More and more people are asking about the best way to monitor household energy use. There are policy pressures from the drive to reduce carbon emissions and peak power demand from homes generally, as well as specific drivers, like Scotland’s designation of energy efficiency as a national infrastructure priority since 2015. However, reliable monitoring of energy use and comfort conditions in homes is difficult, and there are avoidable pitfalls. Here is our  advice.

  1. Be clear about your objectives before you start recruiting households to participate and well before you start thinking about what to monitor.

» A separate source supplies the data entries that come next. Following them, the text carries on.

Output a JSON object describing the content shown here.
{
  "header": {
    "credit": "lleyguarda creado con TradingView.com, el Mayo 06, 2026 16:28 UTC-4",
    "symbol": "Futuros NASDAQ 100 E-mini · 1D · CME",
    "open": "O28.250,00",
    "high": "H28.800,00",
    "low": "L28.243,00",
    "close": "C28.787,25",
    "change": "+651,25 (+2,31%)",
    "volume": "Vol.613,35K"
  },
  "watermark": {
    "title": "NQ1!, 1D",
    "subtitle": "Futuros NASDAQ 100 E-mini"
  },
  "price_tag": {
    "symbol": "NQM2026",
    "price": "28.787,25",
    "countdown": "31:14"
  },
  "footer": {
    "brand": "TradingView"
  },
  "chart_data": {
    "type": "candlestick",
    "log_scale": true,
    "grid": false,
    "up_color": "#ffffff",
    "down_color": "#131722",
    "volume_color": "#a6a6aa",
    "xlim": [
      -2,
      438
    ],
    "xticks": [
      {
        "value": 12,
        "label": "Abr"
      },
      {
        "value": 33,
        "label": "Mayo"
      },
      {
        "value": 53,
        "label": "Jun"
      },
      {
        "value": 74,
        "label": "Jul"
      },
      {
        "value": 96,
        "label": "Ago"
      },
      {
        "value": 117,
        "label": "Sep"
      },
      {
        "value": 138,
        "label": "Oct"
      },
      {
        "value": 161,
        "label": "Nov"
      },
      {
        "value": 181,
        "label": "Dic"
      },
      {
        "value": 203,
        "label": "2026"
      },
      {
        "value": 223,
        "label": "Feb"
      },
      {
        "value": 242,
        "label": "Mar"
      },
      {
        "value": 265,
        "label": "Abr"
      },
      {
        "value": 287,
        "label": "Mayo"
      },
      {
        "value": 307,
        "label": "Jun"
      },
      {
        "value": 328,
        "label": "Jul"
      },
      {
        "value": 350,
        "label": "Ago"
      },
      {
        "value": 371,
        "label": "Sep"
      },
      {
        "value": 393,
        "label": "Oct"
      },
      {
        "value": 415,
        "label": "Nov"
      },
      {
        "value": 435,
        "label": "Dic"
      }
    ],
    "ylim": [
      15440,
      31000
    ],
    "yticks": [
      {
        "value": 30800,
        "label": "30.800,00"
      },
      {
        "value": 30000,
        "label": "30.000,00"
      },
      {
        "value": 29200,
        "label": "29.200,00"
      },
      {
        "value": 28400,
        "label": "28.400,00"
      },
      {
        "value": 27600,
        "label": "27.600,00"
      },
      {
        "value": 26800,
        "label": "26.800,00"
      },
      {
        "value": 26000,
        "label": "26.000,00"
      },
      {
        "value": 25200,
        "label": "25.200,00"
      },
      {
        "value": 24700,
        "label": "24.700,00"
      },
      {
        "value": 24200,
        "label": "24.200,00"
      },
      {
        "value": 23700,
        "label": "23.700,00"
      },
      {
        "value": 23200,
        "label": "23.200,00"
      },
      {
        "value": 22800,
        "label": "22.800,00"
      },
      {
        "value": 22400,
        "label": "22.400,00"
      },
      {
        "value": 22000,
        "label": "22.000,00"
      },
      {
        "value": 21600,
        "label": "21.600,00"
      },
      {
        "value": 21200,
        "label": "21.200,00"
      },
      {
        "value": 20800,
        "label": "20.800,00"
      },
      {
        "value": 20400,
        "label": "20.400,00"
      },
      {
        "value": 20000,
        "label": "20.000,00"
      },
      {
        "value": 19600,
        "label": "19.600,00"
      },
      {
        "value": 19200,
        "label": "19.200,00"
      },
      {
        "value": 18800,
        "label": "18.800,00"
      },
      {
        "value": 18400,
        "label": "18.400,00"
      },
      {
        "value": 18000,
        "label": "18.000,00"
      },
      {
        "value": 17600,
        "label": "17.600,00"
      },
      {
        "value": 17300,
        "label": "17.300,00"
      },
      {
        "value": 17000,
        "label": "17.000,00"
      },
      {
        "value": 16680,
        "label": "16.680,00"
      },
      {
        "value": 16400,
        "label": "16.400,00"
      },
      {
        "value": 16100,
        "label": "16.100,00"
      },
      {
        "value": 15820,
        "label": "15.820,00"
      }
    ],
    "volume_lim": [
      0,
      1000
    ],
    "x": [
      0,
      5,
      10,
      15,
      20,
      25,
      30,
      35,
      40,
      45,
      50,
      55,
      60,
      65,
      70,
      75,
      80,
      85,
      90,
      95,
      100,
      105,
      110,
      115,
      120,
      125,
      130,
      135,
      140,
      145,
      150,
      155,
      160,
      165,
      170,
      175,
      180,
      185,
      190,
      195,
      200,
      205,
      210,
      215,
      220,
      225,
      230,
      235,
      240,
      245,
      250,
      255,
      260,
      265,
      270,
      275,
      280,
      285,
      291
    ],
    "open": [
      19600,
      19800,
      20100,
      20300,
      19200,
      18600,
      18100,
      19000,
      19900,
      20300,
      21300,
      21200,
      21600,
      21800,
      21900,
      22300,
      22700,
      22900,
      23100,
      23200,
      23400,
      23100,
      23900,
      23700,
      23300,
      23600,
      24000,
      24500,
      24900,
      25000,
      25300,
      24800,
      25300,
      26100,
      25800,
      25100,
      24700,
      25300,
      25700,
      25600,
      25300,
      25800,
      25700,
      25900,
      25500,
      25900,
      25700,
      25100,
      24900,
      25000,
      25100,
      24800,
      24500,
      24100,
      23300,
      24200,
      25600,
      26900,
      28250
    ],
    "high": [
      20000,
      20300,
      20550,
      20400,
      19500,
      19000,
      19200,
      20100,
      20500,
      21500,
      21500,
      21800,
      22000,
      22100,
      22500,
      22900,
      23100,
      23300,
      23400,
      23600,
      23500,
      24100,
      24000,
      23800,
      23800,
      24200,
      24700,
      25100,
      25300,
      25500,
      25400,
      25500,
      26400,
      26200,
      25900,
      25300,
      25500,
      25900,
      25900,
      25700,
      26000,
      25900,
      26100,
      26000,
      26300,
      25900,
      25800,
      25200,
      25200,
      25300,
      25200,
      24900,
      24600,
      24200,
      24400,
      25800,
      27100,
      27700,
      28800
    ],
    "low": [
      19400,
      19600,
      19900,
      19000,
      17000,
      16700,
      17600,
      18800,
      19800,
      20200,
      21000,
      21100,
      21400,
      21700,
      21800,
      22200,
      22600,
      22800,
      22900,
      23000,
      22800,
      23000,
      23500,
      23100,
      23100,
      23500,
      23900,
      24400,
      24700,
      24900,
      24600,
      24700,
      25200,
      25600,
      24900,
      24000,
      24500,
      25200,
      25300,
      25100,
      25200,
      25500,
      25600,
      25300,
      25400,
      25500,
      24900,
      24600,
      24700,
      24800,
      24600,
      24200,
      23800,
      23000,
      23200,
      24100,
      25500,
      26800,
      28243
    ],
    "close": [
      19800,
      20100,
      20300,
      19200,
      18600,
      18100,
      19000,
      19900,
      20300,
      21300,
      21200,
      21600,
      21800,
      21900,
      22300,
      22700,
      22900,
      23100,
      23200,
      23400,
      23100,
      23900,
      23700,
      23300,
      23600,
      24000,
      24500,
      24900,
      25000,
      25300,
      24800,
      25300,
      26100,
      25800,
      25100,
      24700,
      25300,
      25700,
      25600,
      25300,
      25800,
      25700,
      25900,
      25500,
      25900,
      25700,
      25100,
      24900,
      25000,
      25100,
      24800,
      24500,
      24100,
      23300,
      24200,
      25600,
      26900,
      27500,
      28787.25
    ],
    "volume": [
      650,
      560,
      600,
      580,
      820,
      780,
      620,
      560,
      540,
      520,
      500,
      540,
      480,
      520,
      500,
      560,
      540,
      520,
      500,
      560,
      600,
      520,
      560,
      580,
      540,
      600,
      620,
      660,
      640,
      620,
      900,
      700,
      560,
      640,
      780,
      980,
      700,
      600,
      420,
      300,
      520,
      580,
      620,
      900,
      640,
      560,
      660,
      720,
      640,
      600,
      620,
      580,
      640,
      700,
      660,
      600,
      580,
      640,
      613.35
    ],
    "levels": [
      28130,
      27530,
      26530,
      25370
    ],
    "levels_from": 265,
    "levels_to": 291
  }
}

Many projects start with a wish-list of things (temperature, humidity, CO2, electricity, gas…) they would like to track and assume they’ll work out how to use the data later. At best, this leads to over-investment in monitoring equipment. At worst, it can result in a huge database that cannot be analysed because key parameters are missing.

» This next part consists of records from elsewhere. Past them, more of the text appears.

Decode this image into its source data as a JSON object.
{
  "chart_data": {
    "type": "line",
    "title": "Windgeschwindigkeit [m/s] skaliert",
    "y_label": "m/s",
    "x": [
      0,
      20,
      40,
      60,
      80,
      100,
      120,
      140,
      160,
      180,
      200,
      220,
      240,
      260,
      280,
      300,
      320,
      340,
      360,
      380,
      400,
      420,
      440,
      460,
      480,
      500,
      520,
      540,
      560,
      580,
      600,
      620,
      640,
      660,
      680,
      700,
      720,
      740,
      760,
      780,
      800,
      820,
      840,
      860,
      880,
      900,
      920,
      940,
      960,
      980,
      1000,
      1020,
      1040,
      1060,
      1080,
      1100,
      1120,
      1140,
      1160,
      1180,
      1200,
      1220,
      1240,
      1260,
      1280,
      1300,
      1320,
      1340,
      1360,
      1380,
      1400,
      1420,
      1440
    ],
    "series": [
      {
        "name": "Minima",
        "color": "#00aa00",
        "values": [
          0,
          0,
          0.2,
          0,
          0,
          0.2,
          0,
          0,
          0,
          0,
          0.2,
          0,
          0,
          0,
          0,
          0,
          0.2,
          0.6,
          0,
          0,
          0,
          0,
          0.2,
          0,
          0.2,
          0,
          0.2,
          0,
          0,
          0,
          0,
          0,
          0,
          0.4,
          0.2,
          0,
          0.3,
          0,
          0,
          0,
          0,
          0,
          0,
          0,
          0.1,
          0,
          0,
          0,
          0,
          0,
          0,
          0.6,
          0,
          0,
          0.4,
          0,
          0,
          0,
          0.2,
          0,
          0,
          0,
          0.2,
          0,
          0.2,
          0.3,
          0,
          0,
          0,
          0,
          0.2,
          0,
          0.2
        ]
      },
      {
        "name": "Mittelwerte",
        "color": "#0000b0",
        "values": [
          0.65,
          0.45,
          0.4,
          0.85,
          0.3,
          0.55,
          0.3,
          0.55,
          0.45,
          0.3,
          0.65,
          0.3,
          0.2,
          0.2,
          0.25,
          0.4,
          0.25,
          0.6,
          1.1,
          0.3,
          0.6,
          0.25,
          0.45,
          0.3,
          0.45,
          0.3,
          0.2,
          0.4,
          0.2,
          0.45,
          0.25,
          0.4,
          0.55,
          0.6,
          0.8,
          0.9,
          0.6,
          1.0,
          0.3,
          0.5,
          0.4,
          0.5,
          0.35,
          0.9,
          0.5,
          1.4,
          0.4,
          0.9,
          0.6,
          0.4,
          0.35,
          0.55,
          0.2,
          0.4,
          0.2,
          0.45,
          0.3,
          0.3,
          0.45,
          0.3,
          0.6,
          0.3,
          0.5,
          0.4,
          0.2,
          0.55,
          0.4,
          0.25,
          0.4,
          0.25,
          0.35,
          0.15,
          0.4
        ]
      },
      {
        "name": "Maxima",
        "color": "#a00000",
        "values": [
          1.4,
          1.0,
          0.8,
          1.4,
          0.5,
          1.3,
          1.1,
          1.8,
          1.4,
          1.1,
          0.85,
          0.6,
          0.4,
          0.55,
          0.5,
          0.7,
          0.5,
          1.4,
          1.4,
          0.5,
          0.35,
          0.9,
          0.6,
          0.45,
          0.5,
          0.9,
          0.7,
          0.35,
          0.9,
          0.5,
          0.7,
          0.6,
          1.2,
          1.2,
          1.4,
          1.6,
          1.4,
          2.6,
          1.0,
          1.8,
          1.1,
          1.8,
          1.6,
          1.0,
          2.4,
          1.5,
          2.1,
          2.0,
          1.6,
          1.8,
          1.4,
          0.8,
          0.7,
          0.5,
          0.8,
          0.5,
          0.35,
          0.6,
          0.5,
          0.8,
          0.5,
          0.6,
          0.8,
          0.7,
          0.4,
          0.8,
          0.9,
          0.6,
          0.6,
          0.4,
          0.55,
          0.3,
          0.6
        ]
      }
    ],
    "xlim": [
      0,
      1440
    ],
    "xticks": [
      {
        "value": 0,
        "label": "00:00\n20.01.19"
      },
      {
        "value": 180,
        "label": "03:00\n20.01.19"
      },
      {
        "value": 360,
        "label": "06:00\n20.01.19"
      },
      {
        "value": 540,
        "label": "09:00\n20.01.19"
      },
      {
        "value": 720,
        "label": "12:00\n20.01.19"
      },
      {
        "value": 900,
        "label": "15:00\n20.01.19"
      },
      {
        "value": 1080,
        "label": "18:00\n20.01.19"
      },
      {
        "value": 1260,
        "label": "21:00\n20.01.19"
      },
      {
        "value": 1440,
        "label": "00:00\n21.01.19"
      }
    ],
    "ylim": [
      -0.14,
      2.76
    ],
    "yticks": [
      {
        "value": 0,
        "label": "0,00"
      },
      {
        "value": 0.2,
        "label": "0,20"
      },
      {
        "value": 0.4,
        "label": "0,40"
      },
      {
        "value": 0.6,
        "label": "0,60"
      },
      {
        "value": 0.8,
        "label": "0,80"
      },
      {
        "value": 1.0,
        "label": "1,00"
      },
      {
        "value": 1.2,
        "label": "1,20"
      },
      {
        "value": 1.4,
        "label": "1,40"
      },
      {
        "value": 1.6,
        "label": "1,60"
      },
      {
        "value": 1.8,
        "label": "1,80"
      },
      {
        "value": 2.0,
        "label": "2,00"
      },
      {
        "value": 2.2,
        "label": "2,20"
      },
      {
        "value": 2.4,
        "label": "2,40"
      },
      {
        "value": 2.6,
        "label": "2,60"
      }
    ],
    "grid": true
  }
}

  1. Accept that what you are trying to do is HARD. Recruiting households to participate is commonly perceived to be the most difficult step. It is – until you come to installing monitoring and communications equipment and trying to get that to work. And even this is surpassed by the difficulty of maintaining a monitoring system once it has been installed. (We have not encountered a single monitoring and comms system that can be installed and then forgotten about. More commonly, if you look away for more than a few days you will find that part of the system has tripped up and you face a gap in all or part of the data.) Depending on your objectives, analysing the data can be at least as hard again.
  1. It is much harder and more expensive to monitor gas or oil use than electricity use. You cannot assume that gas meters will have a pulse output that can be connected to a logger. Sometimes, manually recording gas or oil use is the best solution. Bear in mind that if householders are to record readings they need a regular reminder, and they need to phone in or record readings online so you know it has been done.
  1. Current clamps are economical and easy to install, but they measure current and not the power factor or voltage. The power factor describes the link between ‘apparent power’, which the clamp can measure, and not net power, which it cannot. The power factor varies for different loads and appliances, but it can easily average 0.8 (which means a clamp would overestimate the real power use by 25%) and UK voltage can vary from 216 V to 254V, which means that relying on current clamps alone to assess power use can bring an inaccuracy of up to a further 10%. If all your electricity meters are quite new, they should have flashing LED lights to record net power, and you can use this for more accurate monitoring using an optical sensor like Current Cost’s OptiSmart.
  1. You will need external temperature data as well as the energy use data to make sense of any heating energy data. It is possible to use existing data from a local weather station (typically the nearest airport), but it may be better to collect your own temperature data close to the site. If you install your own, though, the location is critical: it must be out of direct sunlight and exposed equally from all directions.
  1. Resolution matters, but the monitoring frequency should link to your objectives. Unless you aim to ‘disaggregate’ electric appliances (identifying individual appliances from their energy signatures) you probably don’t need very high-resolution data. Daily readings for heating fuel, hourly readings for indoor and outdoor temperature, and 10-minute data for electricity are a reasonable starting point for most projects. This is also more economical in terms of file size and passing data between devices – which affects battery life and how often you have to replace batteries.
  1. Most people assume they will need real-time data, and a ‘wide area’ communication link to transmit data to a central data centre. Wrong. It depends on the objectives again, and communications links are fragile and prone to failure. We sometimes recommend simple, unconnected monitoring devices with built-in loggers. These can be collected or posted to a data centre for analysis, with replacement devices provided if you need to continue monitoring over a long period.
  1. Make the most of existing data. Few households keep a record of their energy bills, but some do, and it is worth asking households if they have their bills for the two years preceding any monitoring. Even if they don’t have bills, many households can view their account details online and use this to assess past energy use. You should only use figures between actual (not estimated) readings. This can be combined with weather data (see Point 5 above) to see whether energy use has changed – possibly because of energy efficiency upgrades.
  1. Consider using smart-meter data. Getting on for 12% of homes already have smart meters, which offer the opportunity of collecting half-hourly electricity and gas data. In theory, all homes will have smart meters by 2020. It makes sense to use this – if you can get householders’ consent to access their smart meter data.
  1. If you need to separate energy use for hot-water from space heating energy, you can often estimate this without additional monitoring equipment using data from the warmest months, when no space heating is needed. (This method does not work for homes with solar hot water panels, and is more difficult if a household has gas cooking and water heating.)

We have worked on five separate large-scale monitoring projects, as well as advising DECC (now absorbed into BEIS) on monitoring household energy use. We also wrote this report and prepared these costing tables for a potential large-scale study of energy use in homes, for up to 10,000 homes. We are currently carrying out impact assessment work for a large insulation company, examining the effect on internal temperature, fuel use, relative humidity and overall comfort of energy interventions on 70 homes.